The peanut butter project has been a great success since it was launched last December by UNHCR and its partners as an income generation project to help vulnerable women. Pottery and handicrafts projects were also introduced for the female refugees last year.

The cooperative of refugee and local women involved have been selling the peanut butter to camp residents as well as staff from other UN aid agencies and non-governmental organizations. Akot said it had been such a success that her share of the profits was enough to purchase food and clothing.

Margaret Machek, a mother of four taking part in the sewing project, hopes that she can emulate the success of the peanut butter sisterhood. Machek originates from Chukudum in the South Sudan state of Eastern Equatoria and she lost an eye while fleeing to Kenya. "I was running away after our village was attacked and a stick penetrated my eye," she explained, while adding that her husband had been killed in the assault.

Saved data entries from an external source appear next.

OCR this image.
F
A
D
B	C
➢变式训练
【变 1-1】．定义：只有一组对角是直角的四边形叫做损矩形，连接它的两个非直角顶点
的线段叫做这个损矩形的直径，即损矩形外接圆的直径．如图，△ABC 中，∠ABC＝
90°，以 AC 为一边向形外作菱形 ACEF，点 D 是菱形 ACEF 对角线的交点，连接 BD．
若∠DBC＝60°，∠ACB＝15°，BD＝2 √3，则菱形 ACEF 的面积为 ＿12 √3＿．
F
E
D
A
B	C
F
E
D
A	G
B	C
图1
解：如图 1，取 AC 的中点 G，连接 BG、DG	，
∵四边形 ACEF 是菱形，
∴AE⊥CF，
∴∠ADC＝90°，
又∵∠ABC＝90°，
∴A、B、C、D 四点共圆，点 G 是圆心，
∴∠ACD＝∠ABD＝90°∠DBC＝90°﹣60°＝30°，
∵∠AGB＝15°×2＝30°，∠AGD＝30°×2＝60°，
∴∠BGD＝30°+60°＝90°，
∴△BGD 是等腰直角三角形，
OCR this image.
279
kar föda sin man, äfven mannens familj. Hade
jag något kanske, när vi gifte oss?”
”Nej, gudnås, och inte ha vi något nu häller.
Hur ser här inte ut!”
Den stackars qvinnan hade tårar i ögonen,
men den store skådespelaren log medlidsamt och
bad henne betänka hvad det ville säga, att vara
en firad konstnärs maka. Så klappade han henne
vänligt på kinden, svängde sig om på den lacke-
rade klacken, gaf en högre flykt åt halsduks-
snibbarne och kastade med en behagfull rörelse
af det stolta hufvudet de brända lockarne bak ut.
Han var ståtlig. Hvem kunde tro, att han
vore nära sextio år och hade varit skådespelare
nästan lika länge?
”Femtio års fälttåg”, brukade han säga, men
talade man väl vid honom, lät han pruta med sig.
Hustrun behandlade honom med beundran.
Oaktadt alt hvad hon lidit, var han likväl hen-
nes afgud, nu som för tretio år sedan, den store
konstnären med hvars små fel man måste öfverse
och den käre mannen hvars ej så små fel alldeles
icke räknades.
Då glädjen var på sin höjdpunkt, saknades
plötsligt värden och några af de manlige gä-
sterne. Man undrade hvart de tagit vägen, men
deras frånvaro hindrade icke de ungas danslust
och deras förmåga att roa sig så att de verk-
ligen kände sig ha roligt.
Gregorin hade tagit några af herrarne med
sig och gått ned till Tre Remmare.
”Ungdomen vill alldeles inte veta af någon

Machek's affliction means she has to concentrate much harder than others taking part in the course. But she is a determined woman and relishes the chance to learn a skill that will help her become independent when she returns home.

Four years after one of Africa's longest running civil wars ended in January 2005, more than 300,000 registered refugees from South Sudan have returned home, including some 145,000 with the direct help of the UN refugee agency.

But the peace remains fragile in South Sudan and people are returning to areas devastated by years of conflict and neglect. UNHCR is also involved in hundreds of reintegration projects aimed at rapidly developing areas of high return and making repatriation sustainable.

The skills-learning and income generation programmes in Kakuma, conducted with partners such as the Lutheran World Federation and the National Council of Churches in Kenya, are part of that process.

They help prepare women for a new life by giving them skills that can support them economically. And they don't just cater to the Sudanese refugees in the camp, but also Ugandans, Ethiopians and others from the region.

"Many women have become very dependent on the aid provided in the camp by humanitarian agencies," noted UNHCR Community Services Officer Menbere Dawt. "This is a problem we need to address and we hope that once these women have gained the skills needed to stand on their own two feet, they will be more confident about restarting their lives back in Sudan."